Als het I/O-subsysteem wordt overbelast boven de capaciteit, controleert u of SQL Server de boosdoener is door te kijken Buffer Manager: Page Reads/Sec naar (meest voorkomende boosdoener) en Page Writes/Sec (veel minder vaak voorkomende) voor het specifieke exemplaar. Als SQL Server het belangrijkste I/O-stuurprogramma is en het I/O-volume groter is dan wat het systeem kan verwerken, neemt u contact op met de teams voor toepassingsontwikkeling of de leverancier van de toepassing om het volgende te doen:

  • Query's afstemmen, bijvoorbeeld: betere indexen, statistieken bijwerken, query's herschrijven en de database opnieuw ontwerpen.
  • Verhoog het maximum aantal servergeheugen of voeg meer RAM toe aan het systeem. Meer RAM zal meer gegevens opslaan of pagina's indexeren zonder regelmatig opnieuw te lezen van de schijf, waardoor de I/O-activiteit wordt verminderd.

Oorzaken

Over het algemeen zijn de volgende problemen de belangrijkste redenen waarom SQL Server query's last hebben van I/O-latentie:

  • Hardwareproblemen:

    • Een onjuiste SAN-configuratie (switch, kabels, HBA, opslag)
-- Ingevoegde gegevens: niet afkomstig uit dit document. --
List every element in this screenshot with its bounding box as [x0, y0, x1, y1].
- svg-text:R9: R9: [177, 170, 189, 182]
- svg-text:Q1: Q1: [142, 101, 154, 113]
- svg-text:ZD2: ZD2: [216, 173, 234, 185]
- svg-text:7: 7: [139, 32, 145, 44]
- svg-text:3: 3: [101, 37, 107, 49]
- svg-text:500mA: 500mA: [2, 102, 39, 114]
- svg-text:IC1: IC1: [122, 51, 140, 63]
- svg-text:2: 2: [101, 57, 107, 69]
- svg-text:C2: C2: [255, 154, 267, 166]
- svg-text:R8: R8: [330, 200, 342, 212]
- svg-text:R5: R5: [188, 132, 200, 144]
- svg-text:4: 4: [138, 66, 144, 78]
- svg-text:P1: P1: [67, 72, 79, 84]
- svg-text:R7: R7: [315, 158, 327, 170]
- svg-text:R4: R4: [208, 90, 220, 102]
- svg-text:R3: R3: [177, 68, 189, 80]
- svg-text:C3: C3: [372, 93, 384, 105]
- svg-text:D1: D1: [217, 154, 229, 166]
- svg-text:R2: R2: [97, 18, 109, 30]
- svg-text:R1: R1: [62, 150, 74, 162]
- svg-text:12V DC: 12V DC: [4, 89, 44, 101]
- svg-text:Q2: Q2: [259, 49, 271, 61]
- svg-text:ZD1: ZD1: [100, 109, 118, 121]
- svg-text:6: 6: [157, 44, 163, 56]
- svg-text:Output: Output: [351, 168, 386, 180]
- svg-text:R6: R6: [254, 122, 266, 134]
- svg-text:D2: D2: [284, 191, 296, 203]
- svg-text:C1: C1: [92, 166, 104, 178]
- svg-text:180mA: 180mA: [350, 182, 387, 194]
    • Overschreden I/O-capaciteit (onevenwichtig in het hele SAN-netwerk, niet alleen back-endopslag)

    • Problemen met stuurprogramma's of firmware

    Hardwareleveranciers en/of systeembeheerders moeten in deze fase worden ingeschakeld.

  • Queryproblemen: SQL Server de schijfvolumes met I/O-aanvragen verzadigt en het I/O-subsysteem buiten de capaciteit duwt, waardoor de I/O-overdrachtssnelheden hoog zijn. In dit geval is de oplossing om de query's te vinden die een groot aantal logische leesbewerkingen (of schrijfbewerkingen) veroorzaken en deze query's af te stemmen om schijf-I/O te minimaliseren met behulp van de juiste indexen. Houd statistieken ook bijgewerkt omdat ze de queryoptimalisatie voldoende informatie bieden om het beste plan te kiezen. Een onjuist databaseontwerp en queryontwerp kunnen ook leiden tot een toename van I/O-problemen. Daarom kan het opnieuw ontwerpen van query's en soms tabellen helpen met verbeterde I/O.

  • Stuurprogramma's filteren: Het SQL Server I/O-antwoord kan ernstig worden beïnvloed als bestandssysteemfilterstuurprogramma's veel I/O-verkeer verwerken. De juiste bestandsuitsluitingen van antivirusscans en het juiste ontwerp van filterstuurprogramma's door softwareleveranciers worden aanbevolen om invloed op I/O-prestaties te voorkomen.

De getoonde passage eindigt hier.